One promising effort as we progress toward exascale is the development of fine grain execution models. These models display an innate agility providing new avenues to address the challenges presented by futures systems such as extreme parallelism, restrictive power constraints, and fault tolerance. These opportunities however, may be prematurely abandoned if the system software, particularly a distributed runtime, is incapable of scaling. One potentially limiting factor is the enforcement of the memory model in a runtime.
In a shared memory environment, weaker memory models are preferred since they promote parallelism and optimizations. This is not necessarily the case for distributed systems as a weaker model may lead to increased coherency operations and memory usage based on the application’s communication patterns and memory requirements. Moreover, unlike shared memory models which rely on hardware to lessen the costs of coherence, distributed memory models are forced to rely on expensive runtime calls and network operations.

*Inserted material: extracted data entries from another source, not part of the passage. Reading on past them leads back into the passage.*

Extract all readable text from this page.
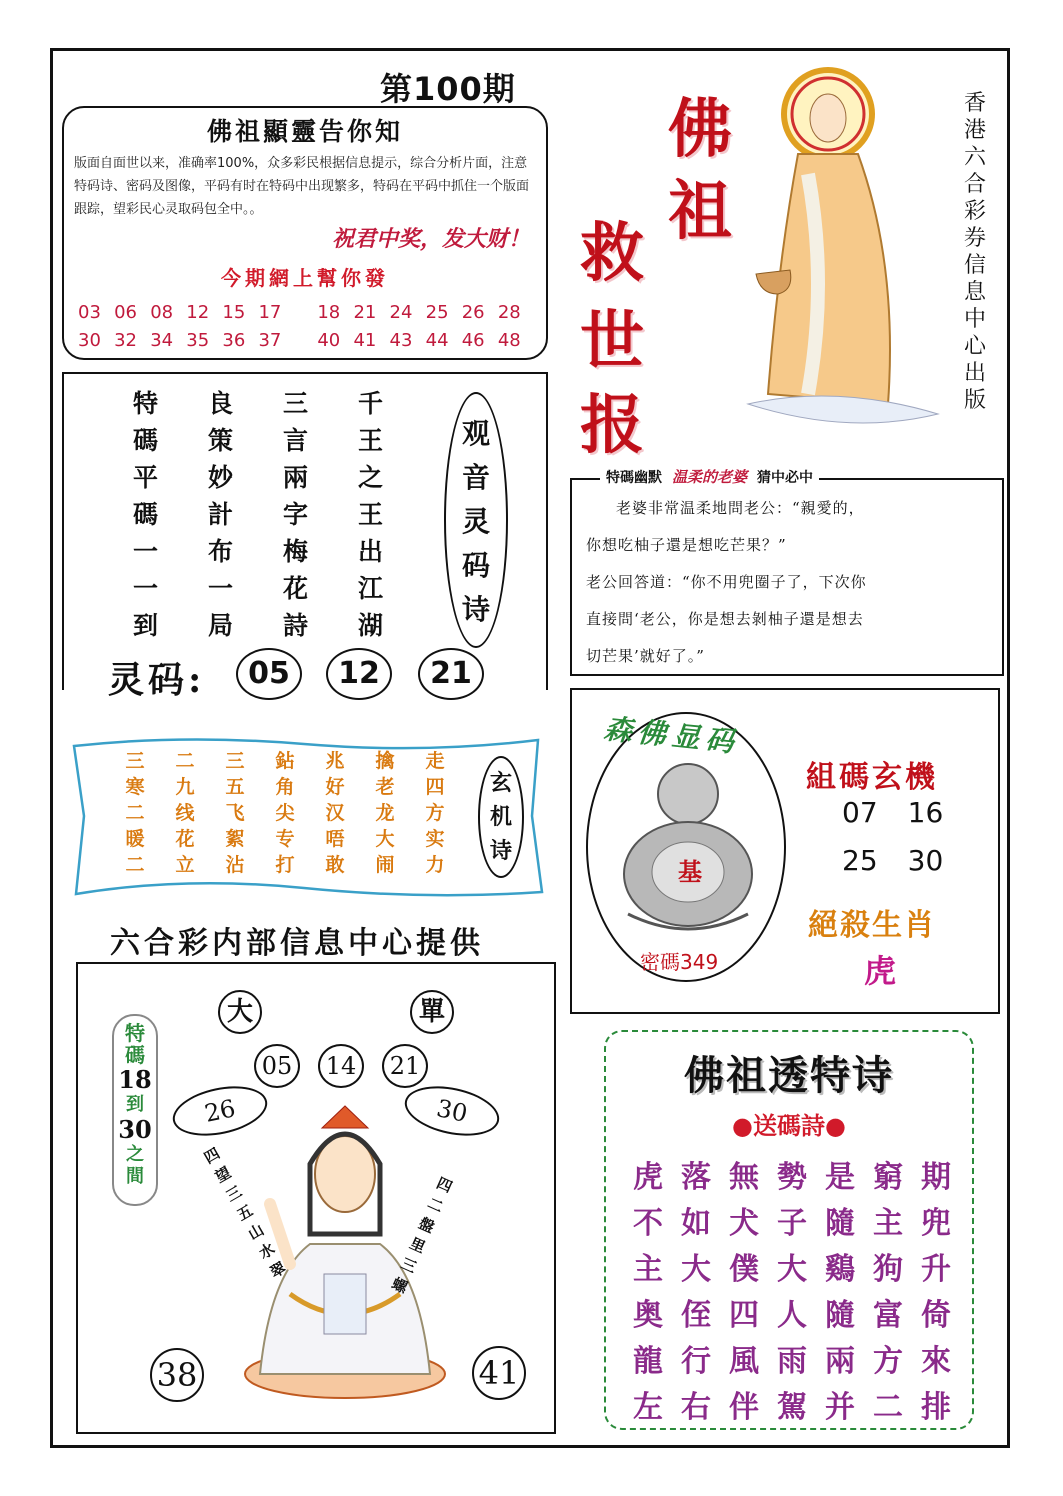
第100期
佛祖顯靈告你知
版面自面世以来，准确率100%，众多彩民根据信息提示，综合分析片面，注意特码诗、密码及图像，平码有时在特码中出现繁多，特码在平码中抓住一个版面跟踪，望彩民心灵取码包全中。。
祝君中奖，发大财！
今期網上幫你發
03 06 08 12 15 17	18 21 24 25 26 28
30 32 34 35 36 37	40 41 43 44 46 48
特	良	三	千
碼	策	言	王
平	妙	兩	之
碼	計	字	王
一	布	梅	出
一	一	花	江
到	局	詩	湖
观
音
灵
码
诗
灵码:	05	12	21
三	二	三	鉆	兆	擒	走
寒	九	五	角	好	老	四
二	线	飞	尖	汉	龙	方
暖	花	絮	专	唔	大	实
二	立	沾	打	敢	闹	力
玄
机
诗
六合彩内部信息中心提供
特碼
18
到
30
之間
大	單
05	14	21
26	30
四望三五山水翠
四二盤里三螺
38	41
佛
祖
救
世
报
香港六合彩券信息中心出版
特碼幽默 温柔的老婆 猜中必中
老婆非常温柔地問老公：“親愛的，
你想吃柚子還是想吃芒果？”
老公回答道：“你不用兜圈子了，下次你
直接問‘老公，你是想去剝柚子還是想去
切芒果’就好了。”
森佛显码
基
密碼349
組碼玄機
07 16
25 30
絕殺生肖
虎
佛祖透特诗
●送碼詩●
虎 落 無 勢 是 窮 期
不 如 犬 子 隨 主 兜
主 大 僕 大 鷄 狗 升
奥 侄 四 人 隨 富 倚
龍 行 風 雨 兩 方 來
左 右 伴 駕 并 二 排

This paper presents the design and implementation of a distributed memory coherency model in a high performance implementation of the Open Community Runtime as an exemplar fine grain execution model. We compare the performance and number of coherence operations of an instance of the OCR standard with our novel model, called Cache DAG consistency (CDAG). Leveraging CDAG consistency, we demonstrate up to a 3.7X reduction in messages and 11x increase in performance for select benchmarks running at scale.